Governor Cuomo’s proposals are designed to simplify the workers’ comp system by having the state determine a single assessment methodology, allowing private insurers to easily collect this assessment from policyholders and transmit it to the state, Henning said. Currently, carriers receive 14 different invoices for five separate funds annually, with the different funds using different years as the basis for their assessment.
“AIA’s member companies, private insurers providing workers’ compensation coverage, recognize that New York’s current system creates unnecessary administrative burdens and costs,” said Henning. “Gov. Cuomo’s proposals seek to streamline the process, allowing insurers to better serve the needs of the policyholder.”
The AIA said it supports Gov. Cuomo’s proposals to close the aggregate trust fund and the reopened cases fund. While these funds may have served a purpose when originally instituted, they now simply add costs to the system without providing any benefits to injured workers. “It is time for these funds to be phased out,” said Henning.
The Property Casualty Insurers Association of America also welcomed the new proposals. The PCI said Gov. Cuomo’s plan to reform workers comp as outlined in his budget address this week is a positive step forward and should help bring down costs.
“Gov. Cuomo has made workers compensation reform a priority and has shown a commitment to ensuring that the system works for employers and the workers,” said Kristina Baldwin, assistant vice president for PCI. “Several of the proposals outlined in the budget address will have a positive impact on costs by streamlining processes and addressing some of the issues that have prevented the reforms of 2007 from achieving their intended long-term savings.”

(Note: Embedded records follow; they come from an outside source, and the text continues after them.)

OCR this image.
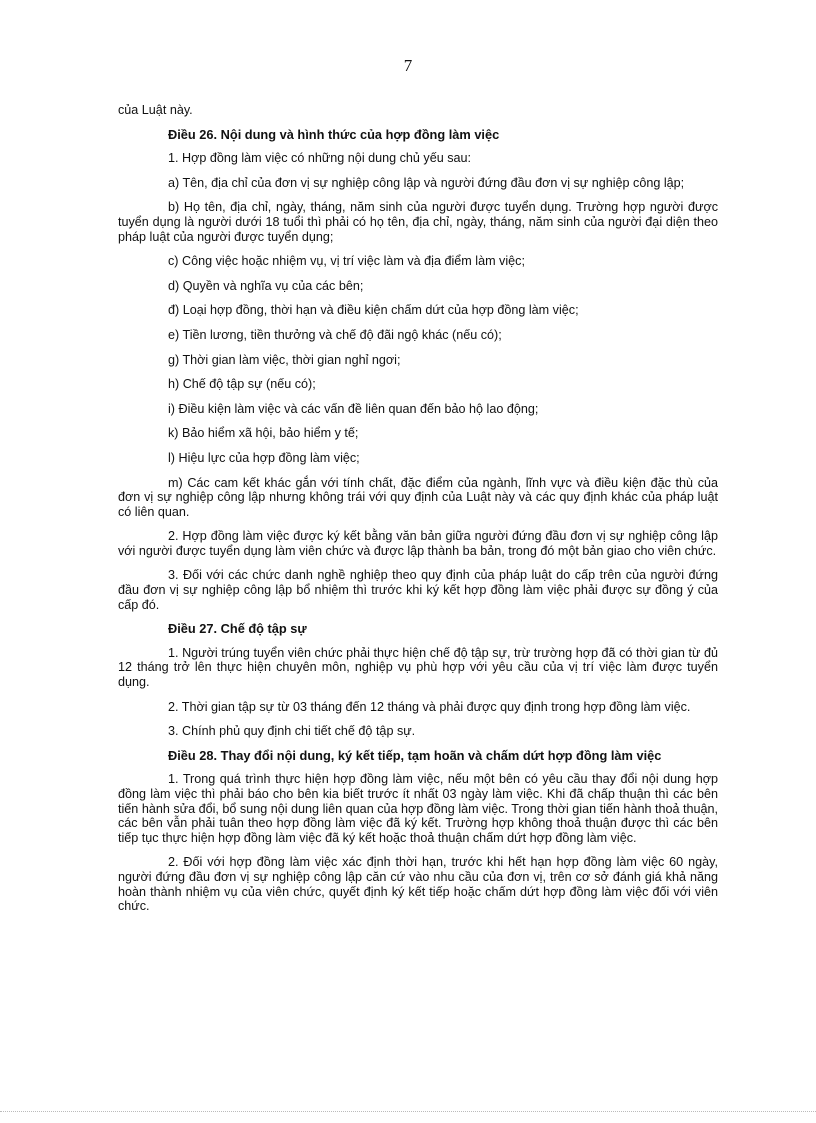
7

của Luật này.

Điều 26. Nội dung và hình thức của hợp đồng làm việc

1. Hợp đồng làm việc có những nội dung chủ yếu sau:

a) Tên, địa chỉ của đơn vị sự nghiệp công lập và người đứng đầu đơn vị sự nghiệp công lập;

b) Họ tên, địa chỉ, ngày, tháng, năm sinh của người được tuyển dụng. Trường hợp người được tuyển dụng là người dưới 18 tuổi thì phải có họ tên, địa chỉ, ngày, tháng, năm sinh của người đại diện theo pháp luật của người được tuyển dụng;

c) Công việc hoặc nhiệm vụ, vị trí việc làm và địa điểm làm việc;

d) Quyền và nghĩa vụ của các bên;

đ) Loại hợp đồng, thời hạn và điều kiện chấm dứt của hợp đồng làm việc;

e) Tiền lương, tiền thưởng và chế độ đãi ngộ khác (nếu có);

g) Thời gian làm việc, thời gian nghỉ ngơi;

h) Chế độ tập sự (nếu có);

i) Điều kiện làm việc và các vấn đề liên quan đến bảo hộ lao động;

k) Bảo hiểm xã hội, bảo hiểm y tế;

l) Hiệu lực của hợp đồng làm việc;

m) Các cam kết khác gắn với tính chất, đặc điểm của ngành, lĩnh vực và điều kiện đặc thù của đơn vị sự nghiệp công lập nhưng không trái với quy định của Luật này và các quy định khác của pháp luật có liên quan.

2. Hợp đồng làm việc được ký kết bằng văn bản giữa người đứng đầu đơn vị sự nghiệp công lập với người được tuyển dụng làm viên chức và được lập thành ba bản, trong đó một bản giao cho viên chức.

3. Đối với các chức danh nghề nghiệp theo quy định của pháp luật do cấp trên của người đứng đầu đơn vị sự nghiệp công lập bổ nhiệm thì trước khi ký kết hợp đồng làm việc phải được sự đồng ý của cấp đó.

Điều 27. Chế độ tập sự

1. Người trúng tuyển viên chức phải thực hiện chế độ tập sự, trừ trường hợp đã có thời gian từ đủ 12 tháng trở lên thực hiện chuyên môn, nghiệp vụ phù hợp với yêu cầu của vị trí việc làm được tuyển dụng.

2. Thời gian tập sự từ 03 tháng đến 12 tháng và phải được quy định trong hợp đồng làm việc.

3. Chính phủ quy định chi tiết chế độ tập sự.

Điều 28. Thay đổi nội dung, ký kết tiếp, tạm hoãn và chấm dứt hợp đồng làm việc

1. Trong quá trình thực hiện hợp đồng làm việc, nếu một bên có yêu cầu thay đổi nội dung hợp đồng làm việc thì phải báo cho bên kia biết trước ít nhất 03 ngày làm việc. Khi đã chấp thuận thì các bên tiến hành sửa đổi, bổ sung nội dung liên quan của hợp đồng làm việc. Trong thời gian tiến hành thoả thuận, các bên vẫn phải tuân theo hợp đồng làm việc đã ký kết. Trường hợp không thoả thuận được thì các bên tiếp tục thực hiện hợp đồng làm việc đã ký kết hoặc thoả thuận chấm dứt hợp đồng làm việc.

2. Đối với hợp đồng làm việc xác định thời hạn, trước khi hết hạn hợp đồng làm việc 60 ngày, người đứng đầu đơn vị sự nghiệp công lập căn cứ vào nhu cầu của đơn vị, trên cơ sở đánh giá khả năng hoàn thành nhiệm vụ của viên chức, quyết định ký kết tiếp hoặc chấm dứt hợp đồng làm việc đối với viên chức.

Baldwin also noted that the governor’s proposals include replacing the current Workers Compensation Board assessment process with a simple pass-through assessment system. The current system requires the Workers Compensation Board to mail 14 different invoices per calendar year for each carrier writing workers compensation insurance, she said.
“The new pass-through system will greatly simplify the assessment process both for the Workers Compensation Board and carriers,” said Baldwin. “This change will also significantly reduce administrative burdens and associated costs.”
Baldwin also welcomed the proposal to eliminate mandatory deposits to the Aggregate Trust Fund (ATF) and close the fund to new deposits. “Required ATF deposits add unnecessary costs and burdens to the workers compensation system and eliminating this requirement will benefit both carriers and employers without affecting the benefits of the injured worker,” she said. “PCI applauds Governor Cuomo for including these important, common sense reforms to New York’s workers compensation system in his proposed state budget.”